Ainsi, dès 1822, Ampère a établi les lois électrodynamiques qui régissent toute transformation d'énergie électrique en énergie mécanique.

Dix ans plus tard, Faraday découvre les lois expérimentales qui règlent la transformation inverse. Mais, si belle qu'elle soit, son œuvre n'a pas la plénitude atteinte d'un bond par le génie d'Ampère ; il faut attendre Maxwell pour comprendre ce qu'il y avait de quantitatif dans les considérations assez obscures de Faraday.

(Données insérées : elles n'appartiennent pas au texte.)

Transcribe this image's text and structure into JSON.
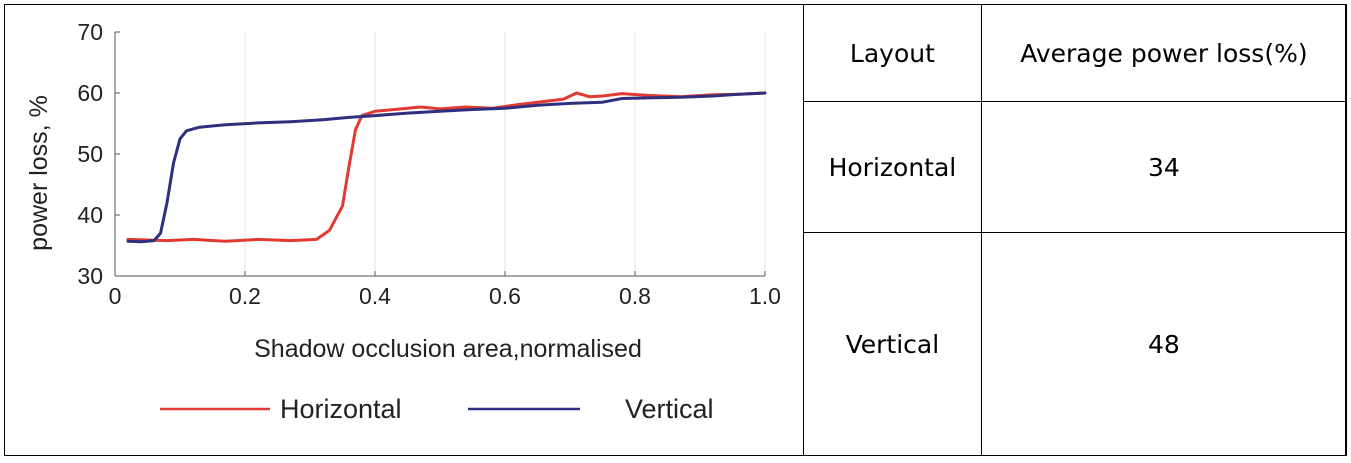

Comme c'est la transmission à distance, à des centaines de kilomètres, de l'énergie électrique qui fait toute l'importance de cette industrie, n'oublions pas Pouillet, Ohm, Joule, sans toutefois les mettre au même niveau dans notre admiration que Faraday et Ampère. Je n'y ajoute pas les théoriciens de la conservation de l'énergie ; non que leur rôle me paraisse négligeable, mais la création de la nouvelle industrie pouvait se passer d'eux, tandis qu'elle ne pouvait se passer ni d'Ampère, ni de Faraday. Chacun à son plan.

Ce n'est pas ici le lieu de faire un parallèle entre Ampère et Faraday; mais, de tels hommes, tous les traits de caractère sont intéressants; sans chercher à savoir dans quelle mesure leurs convictions métaphysiques réagissaient sur leurs facultés inventives, on ne peut nier que l'esprit est un tout, et que la cloison entre les divers modes d'activité intellectuelle d'un Faraday ou d'un Ampère est bien difficile à imaginer. Ampère et Faraday étaient deux esprits profondément religieux, quoique bien différemment. Faraday ne semble jamais avoir été effleuré d'un doute; il prêchait souvent dans la chapelle de la toute petite secte protestante, aux dogmes très particuliers de laquelle il semble avoir été toujours étroitement attaché. Ampère, lui, toujours ardent dans ses doutes et dans ses croyances, nous fournit l'image d'une âme mystique et tourmentée, bien plus curieuse de spéculations métaphysiques incontrôlables que des réalités physiques, et pourtant capable un jour d'édifier une théorie physique inébranlable, d'une extraordinaire importance pratique.

C'est du moins ainsi qu'il nous apparaît dans les notices si débordantes d'admiration et de sympathie écrites par Arago et par Sainte-Beuve, qui, eux, ne sont certes pas suspects de mysticisme d'aucune sorte, chrétien ou autre (Sainte-Beuve, Critiques et portraits, p. 402 et suiv. Arago, p. 20, 114, etc.), quelque extraordinaire que cela paraisse aux froids positivistes que nous sommes.

Les admirables travaux scientifiques d'Ampère ne semblent presque que de brefs incidents, interrompant quelques instants le cours de sa pensée métaphysique, seule perpétuellement active.

Marcel Brillouin, Membre de l'Institut.